The marine land, and the seabed in particular, are important as blue carbon stores, as we heard from the noble Lord, Lord Teverson. Equally important are the foreshore, coastline and many other precious ecological sites. I want to publicly recognise that the Crown Estate has existing governance structures and strong policy objectives in place to try to ensure that environmental impacts are a central consideration in its investment decisions. I also note that the Crown Estate has recently committed to embed nature throughout its policy-making process. It has begun consultation on the specific nature recovery strategy, but I understand that this final document is yet to be released.

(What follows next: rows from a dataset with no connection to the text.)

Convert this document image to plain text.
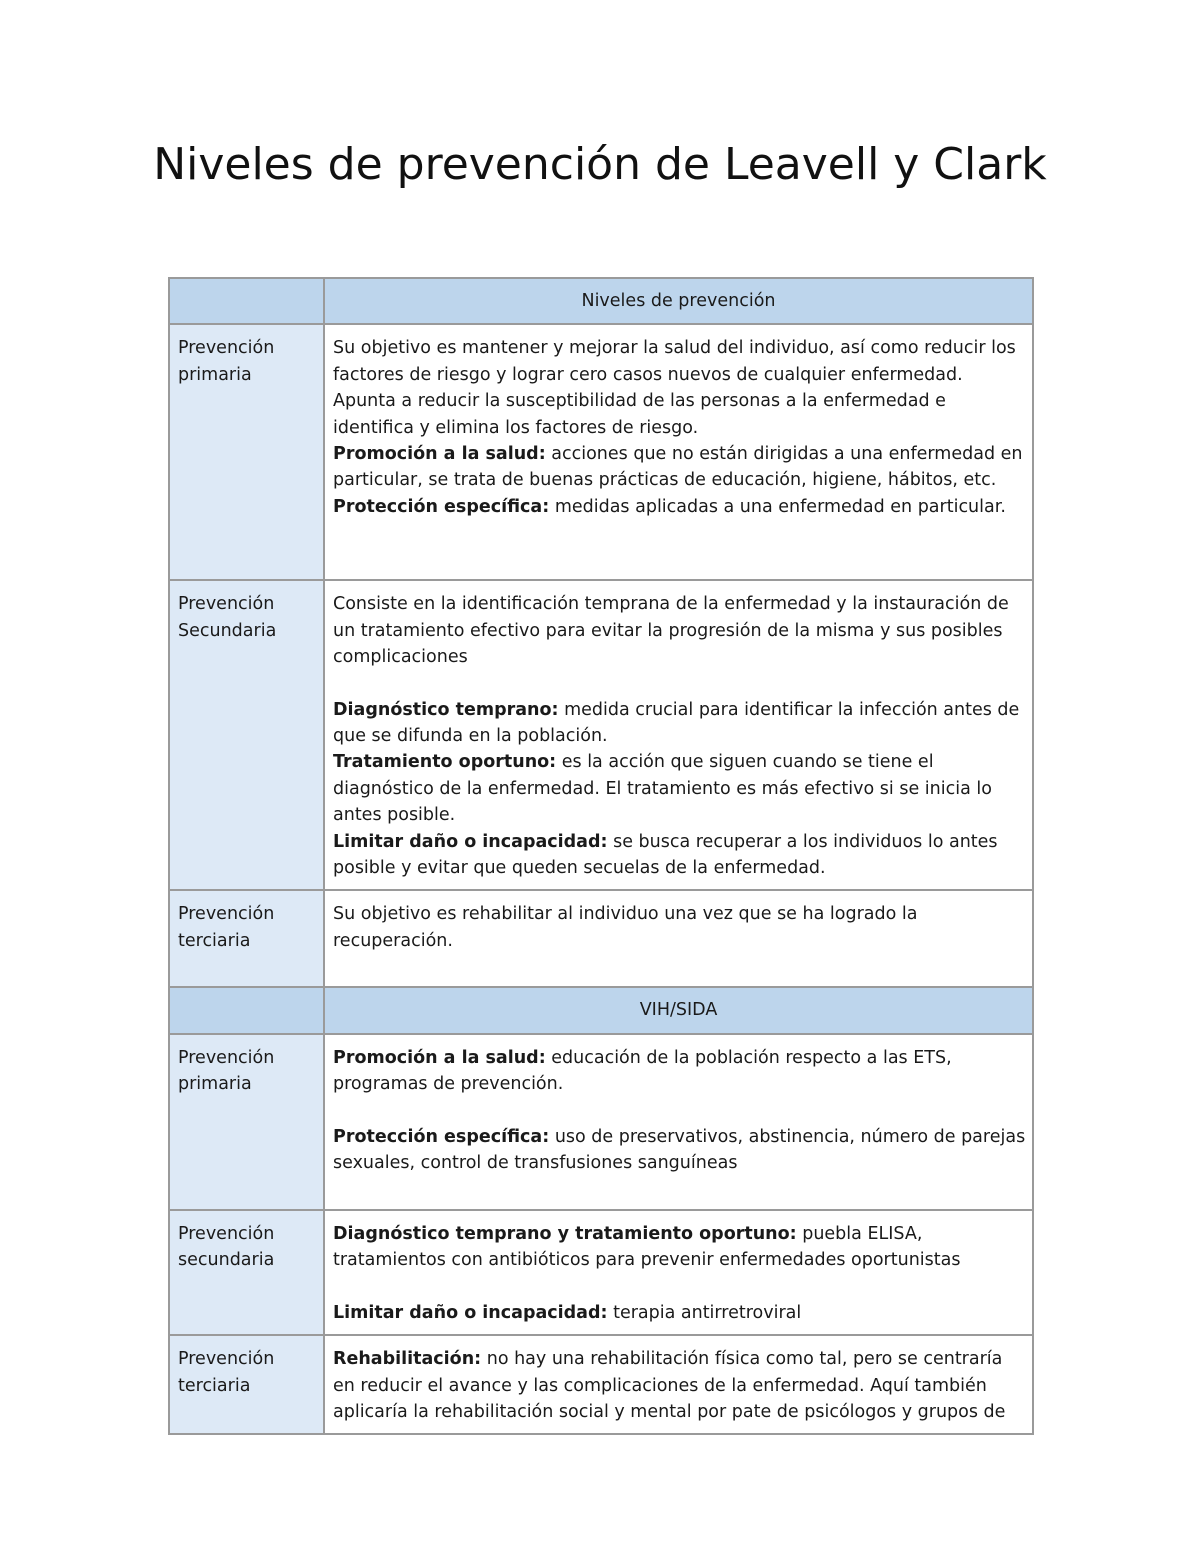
Niveles de prevención de Leavell y Clark
	Niveles de prevención
Prevención primaria	Su objetivo es mantener y mejorar la salud del individuo, así como reducir los factores de riesgo y lograr cero casos nuevos de cualquier enfermedad. Apunta a reducir la susceptibilidad de las personas a la enfermedad e identifica y elimina los factores de riesgo.

Promoción a la salud: acciones que no están dirigidas a una enfermedad en particular, se trata de buenas prácticas de educación, higiene, hábitos, etc.

Protección específica: medidas aplicadas a una enfermedad en particular.

Prevención Secundaria	Consiste en la identificación temprana de la enfermedad y la instauración de un tratamiento efectivo para evitar la progresión de la misma y sus posibles complicaciones

Diagnóstico temprano: medida crucial para identificar la infección antes de que se difunda en la población.

Tratamiento oportuno: es la acción que siguen cuando se tiene el diagnóstico de la enfermedad. El tratamiento es más efectivo si se inicia lo antes posible.

Limitar daño o incapacidad: se busca recuperar a los individuos lo antes posible y evitar que queden secuelas de la enfermedad.

Prevención terciaria	Su objetivo es rehabilitar al individuo una vez que se ha logrado la recuperación.

	VIH/SIDA
Prevención primaria	Promoción a la salud: educación de la población respecto a las ETS, programas de prevención.

Protección específica: uso de preservativos, abstinencia, número de parejas sexuales, control de transfusiones sanguíneas

Prevención secundaria	Diagnóstico temprano y tratamiento oportuno: puebla ELISA, tratamientos con antibióticos para prevenir enfermedades oportunistas

Limitar daño o incapacidad: terapia antirretroviral

Prevención terciaria	Rehabilitación: no hay una rehabilitación física como tal, pero se centraría en reducir el avance y las complicaciones de la enfermedad. Aquí también aplicaría la rehabilitación social y mental por pate de psicólogos y grupos de
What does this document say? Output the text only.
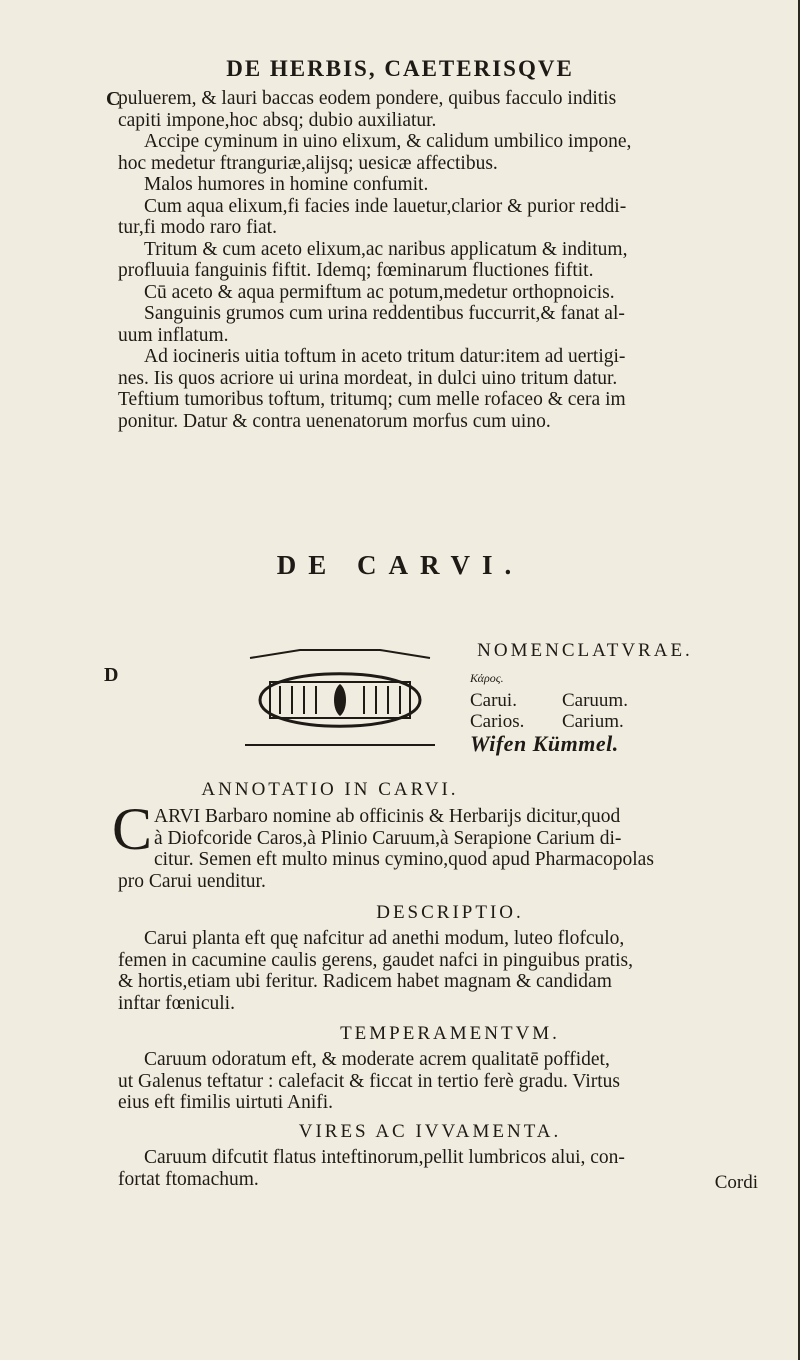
DE HERBIS, CAETERISQVE
C

puluerem, & lauri baccas eodem pondere, quibus facculo inditis

capiti impone,hoc absq; dubio auxiliatur.

Accipe cyminum in uino elixum, & calidum umbilico impone,

hoc medetur ftranguriæ,alijsq; uesicæ affectibus.

Malos humores in homine confumit.

Cum aqua elixum,fi facies inde lauetur,clarior & purior reddi-

tur,fi modo raro fiat.

Tritum & cum aceto elixum,ac naribus applicatum & inditum,

profluuia fanguinis fiftit. Idemq; fœminarum fluctiones fiftit.

Cū aceto & aqua permiftum ac potum,medetur orthopnoicis.

Sanguinis grumos cum urina reddentibus fuccurrit,& fanat al-

uum inflatum.

Ad iocineris uitia toftum in aceto tritum datur:item ad uertigi-

nes. Iis quos acriore ui urina mordeat, in dulci uino tritum datur.

Teftium tumoribus toftum, tritumq; cum melle rofaceo & cera im

ponitur. Datur & contra uenenatorum morfus cum uino.

DE CARVI.
NOMENCLATVRAE.
D	Κάρος.
Carui. Caruum.
Carios. Carium.
Wifen Kümmel.
ANNOTATIO IN CARVI.
C ARVI Barbaro nomine ab officinis & Herbarijs dicitur,quod

à Diofcoride Caros,à Plinio Caruum,à Serapione Carium di-

citur. Semen eft multo minus cymino,quod apud Pharmacopolas

pro Carui uenditur.

DESCRIPTIO.

Carui planta eft quę nafcitur ad anethi modum, luteo flofculo,

femen in cacumine caulis gerens, gaudet nafci in pinguibus pratis,

& hortis,etiam ubi feritur. Radicem habet magnam & candidam

inftar fœniculi.

TEMPERAMENTVM.

Caruum odoratum eft, & moderate acrem qualitatē poffidet,

ut Galenus teftatur : calefacit & ficcat in tertio ferè gradu. Virtus

eius eft fimilis uirtuti Anifi.

VIRES AC IVVAMENTA.

Caruum difcutit flatus inteftinorum,pellit lumbricos alui, con-

fortat ftomachum.	Cordi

My amendment is not a criticism of its stewardship role; it is an attempt to support the existing duty but place it on a statutory footing. My amendment supports and builds on the work that the Crown Estate is already doing, which proves to me that the preparatory work is already being done to ensure that this amendment would work in practice.
I feel it is essential that this work is given a statutory basis, and that is exactly what my amendment seeks to do. It is essential that the Crown Estate makes an active contribution to meeting environmental nature recovery targets and contributes to climate mitigation and adaption targets. For this to happen, my belief is that a binding target is required.
My Lords, I will just make two very quick comments. First, there has been a clear message to the Minister that, in one way or another, this Committee feels strongly that we should have in statute an expression of the climate change, environmental and nature issues. That should not be seen as a criticism of the Crown Estate as it is today but simply says that this is so important that the Crown Estate should not be given the freedom to change its mind on those issues without the intervention of Parliament.
I do not want to put the Minister on the spot, but my second brief issue concerns a previous answer, when there may have been some confusion between the memorandum of understanding and the framework agreement. I do not ask him to do this now, but could he go back and look at those two rather different things, as we need to approach them both differently? That would be exceedingly helpful, but I do not want to put him on the spot at this moment.